Three big takeaways from workshop “Developing and Measuring
Social Media for Nonprofits”:
1. You’ll have better interaction, engagement and @-replies
if you sign or initial your tweets. People are engaging with a person, not just
a brand. You can set up a profile. Liz
and I could each tweet –ao or –el when tweeting.
2. Rank for best engagement of status updates on Facebook:
--informational (boring – think Ben Stein)
--call to action
--community building
--fundraising
--events and promotion
3. For infographics, the more information you put on there
to cite your sources (less pretty), you’ll have less engagement, which is
depressing…BUT, you have more comments from highly engaged people.
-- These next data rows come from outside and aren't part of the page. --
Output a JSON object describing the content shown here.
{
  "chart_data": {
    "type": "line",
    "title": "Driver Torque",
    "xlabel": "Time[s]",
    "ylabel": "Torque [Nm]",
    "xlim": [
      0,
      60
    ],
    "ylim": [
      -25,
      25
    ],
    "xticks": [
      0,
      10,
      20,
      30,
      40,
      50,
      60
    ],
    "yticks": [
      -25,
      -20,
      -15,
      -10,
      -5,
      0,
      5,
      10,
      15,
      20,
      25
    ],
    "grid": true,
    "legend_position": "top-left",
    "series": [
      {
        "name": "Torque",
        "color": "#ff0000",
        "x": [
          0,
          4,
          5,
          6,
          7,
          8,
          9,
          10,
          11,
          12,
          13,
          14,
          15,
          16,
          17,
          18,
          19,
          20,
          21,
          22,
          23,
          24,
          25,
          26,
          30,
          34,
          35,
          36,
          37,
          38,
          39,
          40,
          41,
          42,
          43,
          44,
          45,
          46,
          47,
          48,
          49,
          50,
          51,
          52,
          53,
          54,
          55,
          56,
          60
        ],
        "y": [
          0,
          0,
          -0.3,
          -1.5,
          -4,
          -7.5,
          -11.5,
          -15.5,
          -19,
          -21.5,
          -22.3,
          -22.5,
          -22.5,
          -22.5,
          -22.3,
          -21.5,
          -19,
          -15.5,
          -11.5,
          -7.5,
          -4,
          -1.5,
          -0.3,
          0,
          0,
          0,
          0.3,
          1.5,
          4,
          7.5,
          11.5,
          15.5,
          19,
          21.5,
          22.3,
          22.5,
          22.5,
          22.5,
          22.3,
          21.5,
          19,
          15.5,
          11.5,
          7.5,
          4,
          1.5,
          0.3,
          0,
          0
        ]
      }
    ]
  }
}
I will walk the talk and cite my source: Richard D. Waters, Ph.D., assistant
professor at the University of San Francisco School of Management.
Also presenting at this workshop was Katie Paine. She said
digital natives switch media 27 times each hour – every 2.2 minutes.
We also need to be on Instagram, Pinterist and Tumbler. We
don’t have time. Can we hire this out, or find volunteers we can trust?
The Humane Society raised $650,000 from an online photo
contest ($1 to judge a Cute Puppy Contest) that cost $1,000 to set up on
Flickr. Anything we can do like that?